東学農民革命記念日をめぐる地域間の対立(上)

 郡守・趙秉甲(チョ・ビョンガプ)の暴政に耐えかねた農民たちが立ち上がり、郡の庁舎を襲撃した「古阜蜂起」(2月15日)。東学農民軍が倡義布告文を発表し、初めて組織的に隊伍を組んだ「茂長起包」(4月25日)。東学軍が官軍を相手に初めて大勝利を収めた黄土ヒョン(ヒョンは山へんに見)の戦い(5月11日)。全羅道の監営(道を統率する観察使が執務を行う役所。道庁に相当)があった全州城の占領(5月31日)。外部勢力を背にした官軍に東学軍が敗退した牛金峙の戦い(12月5日)。

 これらは1894年、封建制度を改革し外部勢力の侵略から国権を守ろうと東学農民軍が決起したことで起こった、東学農民革命(甲午農民戦争)の主な事件だ。この中から東学農民革命の国家記念日を指定するとなれば、どの事件を基準にすべきだろうか。国家記念日の指定をめぐり、全羅北道高敞・井邑、忠清南道公州など各地の東学記念団体が、それぞれ自分の地域で起こった事件を基準に記念日を指定しようと動き始めた。

 昨年2月、文化体育観光部(省に相当)の特殊法人「東学農民革命記念財団」が設立され、東学農民革命の国家記念日を指定しようという論議が浮上した。井邑市の各東学記念団体は、黄土ヒョン(現在の井邑市徳川面)で東学軍が初めて大勝利を収めた日を基準に、記念日を制定しようと主張した。井邑東学農民革命継承事業会のシン・ハムシク執行委員長は「黄土ヒョンの戦いは、東学軍が官軍との対決で初めて勝利を挙げ、革命の炎が韓国全土に広がる契機となった」と語った。井邑は1968年から東学農民革命記念祭を開催しており、現在では、黄土ヒョン東学祭りなどさまざまな関連イベントを催している。

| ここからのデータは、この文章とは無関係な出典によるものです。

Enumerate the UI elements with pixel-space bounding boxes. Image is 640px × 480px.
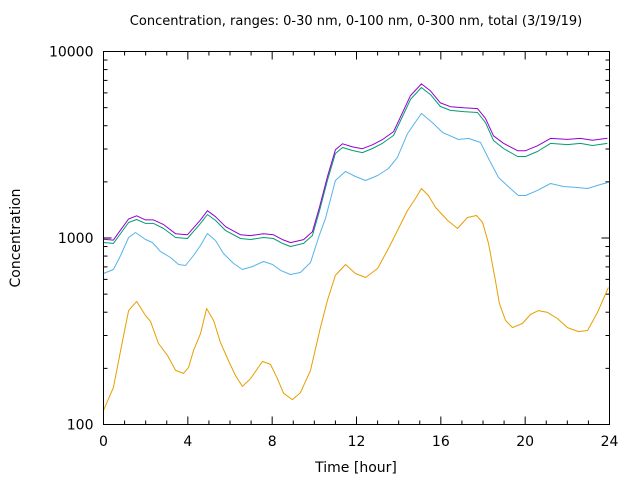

 これに対し高敞郡の各東学関連団体は、輔国(護国)安民の立場を掲げて農民軍組織を整えた、茂長県(現在の高敞郡茂長面)での「茂長起包」の日を基準にしようと主張した。高敞東学農民革命記念事業会の会長を務める李康洙(イ・ガンス)高敞郡守は「多数の歴史学者が、茂長起包の日を東学農民革命の出発点と見なしている」と語った。高敞も、茂長起包記念祭など東学関連の地域イベントを開催している。

 全州市の各東学関連団体は、湖南(全羅道地方)の中心地に当たる全州城の占領日を、忠清南道公州市の各団体は、牛金峙(現在の公州市金鶴洞)の戦いを記念日に指定するよう要求した。こうした中、同じ地域内で意見が対立するという極端なケースもあった。井邑市梨坪面の東学関連団体は、黄土ヒョンの戦いの日ではなく、古阜蜂起の日を記念日に指定する案を推進している。東学農民軍の指導者チョン・ボンジュン将軍が古阜蜂起を決議した場所が、梨坪面にある牧場だからだ。